Screenshot showing information of the API of the RequestTracker module, LeaseManager module and ResultTracker module

When a server receives an RPC (client_id, seq_num, first_incomplete), it checks the RPC’s status using checkDuplicate:

  1. NEW: A new RPC, processed according to standard logic.
  2. COMPLETED: An already completed RPC, returning the completion record.
  3. IN_PROGRESS: An RPC that is currently being executed, returning an IN_PROGRESS error.
  4. STALE: An RPC that has been acknowledged and recycled by the client, returning a STALE error.

Additionally, the server uses the first_incomplete field from the incoming RPC to call processAck, recycling the completion records of acknowledged RPCs. Lastly, when an RPC is completed and before returning to the client, recordCompletion is called to persist the completion record and mark the RPC as COMPLETED.

Furthermore, the server checks if the client_id’s lease is still valid to determine if a client is alive. If the lease has expired, all completion records under that client_id are recycled.

Performance Analysis of RIFL

In the RIFL architecture, a noticeable overhead arises from the communication between clients and servers with the Lease Manager.
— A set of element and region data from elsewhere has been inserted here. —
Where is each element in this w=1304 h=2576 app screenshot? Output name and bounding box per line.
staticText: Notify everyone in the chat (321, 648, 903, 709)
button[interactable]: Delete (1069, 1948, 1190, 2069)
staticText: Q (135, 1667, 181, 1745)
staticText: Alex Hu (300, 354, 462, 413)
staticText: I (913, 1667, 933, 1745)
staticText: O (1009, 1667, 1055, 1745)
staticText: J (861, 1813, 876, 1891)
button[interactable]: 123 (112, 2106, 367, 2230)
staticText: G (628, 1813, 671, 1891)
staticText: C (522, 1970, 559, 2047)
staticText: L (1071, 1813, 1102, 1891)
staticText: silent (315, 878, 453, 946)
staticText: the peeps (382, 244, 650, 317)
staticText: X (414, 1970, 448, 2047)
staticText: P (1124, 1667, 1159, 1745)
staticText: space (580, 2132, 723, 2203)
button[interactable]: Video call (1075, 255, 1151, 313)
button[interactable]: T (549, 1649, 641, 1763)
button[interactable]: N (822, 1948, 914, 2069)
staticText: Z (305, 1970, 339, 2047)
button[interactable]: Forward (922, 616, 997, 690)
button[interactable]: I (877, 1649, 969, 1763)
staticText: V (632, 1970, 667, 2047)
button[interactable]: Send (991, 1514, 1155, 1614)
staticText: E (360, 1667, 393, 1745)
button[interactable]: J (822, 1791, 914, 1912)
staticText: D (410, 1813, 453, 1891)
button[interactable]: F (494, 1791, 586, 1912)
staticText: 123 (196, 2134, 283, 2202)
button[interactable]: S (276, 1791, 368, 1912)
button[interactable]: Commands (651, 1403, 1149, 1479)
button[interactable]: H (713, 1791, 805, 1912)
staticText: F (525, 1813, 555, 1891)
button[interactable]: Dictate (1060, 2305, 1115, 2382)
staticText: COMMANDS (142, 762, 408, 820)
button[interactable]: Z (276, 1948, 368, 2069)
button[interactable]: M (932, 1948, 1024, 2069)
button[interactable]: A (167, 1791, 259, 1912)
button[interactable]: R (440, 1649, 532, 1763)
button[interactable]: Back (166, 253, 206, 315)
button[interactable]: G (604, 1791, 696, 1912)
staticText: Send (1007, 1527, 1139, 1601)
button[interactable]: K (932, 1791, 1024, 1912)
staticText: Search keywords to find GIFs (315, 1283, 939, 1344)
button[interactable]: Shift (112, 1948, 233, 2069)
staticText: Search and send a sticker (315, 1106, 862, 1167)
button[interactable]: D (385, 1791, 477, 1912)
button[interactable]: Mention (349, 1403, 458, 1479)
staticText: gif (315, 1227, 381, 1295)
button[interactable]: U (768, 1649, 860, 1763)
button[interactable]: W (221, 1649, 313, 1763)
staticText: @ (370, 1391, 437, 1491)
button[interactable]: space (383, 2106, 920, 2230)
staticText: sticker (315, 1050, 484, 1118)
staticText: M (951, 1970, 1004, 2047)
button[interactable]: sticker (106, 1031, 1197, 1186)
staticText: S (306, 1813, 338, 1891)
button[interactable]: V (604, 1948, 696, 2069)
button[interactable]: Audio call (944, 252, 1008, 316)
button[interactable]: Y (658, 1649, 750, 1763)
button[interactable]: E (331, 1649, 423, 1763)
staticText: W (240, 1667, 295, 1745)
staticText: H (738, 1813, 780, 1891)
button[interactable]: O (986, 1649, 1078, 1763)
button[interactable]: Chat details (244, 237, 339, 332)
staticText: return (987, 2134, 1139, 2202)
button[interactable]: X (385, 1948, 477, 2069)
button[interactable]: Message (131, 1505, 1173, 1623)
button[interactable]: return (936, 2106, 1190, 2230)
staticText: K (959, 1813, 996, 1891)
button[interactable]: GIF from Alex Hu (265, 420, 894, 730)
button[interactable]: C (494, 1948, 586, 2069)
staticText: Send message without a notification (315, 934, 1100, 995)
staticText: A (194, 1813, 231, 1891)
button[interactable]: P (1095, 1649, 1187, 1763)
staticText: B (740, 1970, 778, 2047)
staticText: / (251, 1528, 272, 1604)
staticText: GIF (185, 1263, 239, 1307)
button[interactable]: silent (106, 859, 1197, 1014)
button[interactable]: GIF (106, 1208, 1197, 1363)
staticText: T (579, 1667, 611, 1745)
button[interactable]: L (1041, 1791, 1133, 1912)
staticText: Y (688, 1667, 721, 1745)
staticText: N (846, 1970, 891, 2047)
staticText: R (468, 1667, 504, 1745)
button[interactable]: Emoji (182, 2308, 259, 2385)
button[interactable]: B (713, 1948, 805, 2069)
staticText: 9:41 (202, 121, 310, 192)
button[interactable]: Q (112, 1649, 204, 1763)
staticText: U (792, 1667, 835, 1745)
The RIFL paper mentions that servers can cache the expiration time of a client_id lease and query the Lease Manager only as it nears expiration, reducing network communication.

In the aforementioned processes, either checkDuplicate or processAck involves at least one O(n) complexity operation (either checking duplicates in sequenceNumber order or filtering unordered sequenceNumbers but needing to traverse and filter those less than first_incomplete for processAck). Compared to the O(1) complexity of the previous IndexSet approach, RIFL incurs some additional overhead. Performance can be optimized by making processAck a separate RPC to notify the server to recycle completion records.

Finally, since the first mechanism for recycling only checks first_incomplete, it may encounter a long-running RPC that blocks the recycling of subsequent RPC completion records, potentially leading to excessive memory usage on the server. The RIFL paper suggests setting a maximum number of inflight RPCs for a client, refusing excess RPCs, and considering early recycling of subsequent RPC completion records, which could make RIFL more complex.


The above describes the mechanism by which RIFL maintains exactly-once semantics for unary RPCs. Section 6 of the RIFL paper, titled “Implementing Transactions with RIFL,” details the mechanism for maintaining exactly-once semantics for transactions involving multiple objects. However, as transactions in the Xline system are sent to the server as a single command, they do not require separate handling. Readers interested in this aspect can refer to the paper for more details, as it will not be elaborated upon here.The first half of this article begins with the need for command deduplication and discusses the existing problems with the current deduplication mechanism in Xline. The latter half details the working principle of RIFL (Reusable Infrastructure for Linearizability) and provides a performance analysis. Future articles will continue to discuss how RIFL is applied in Xline, along with necessary modifications and optimizations made to RIFL.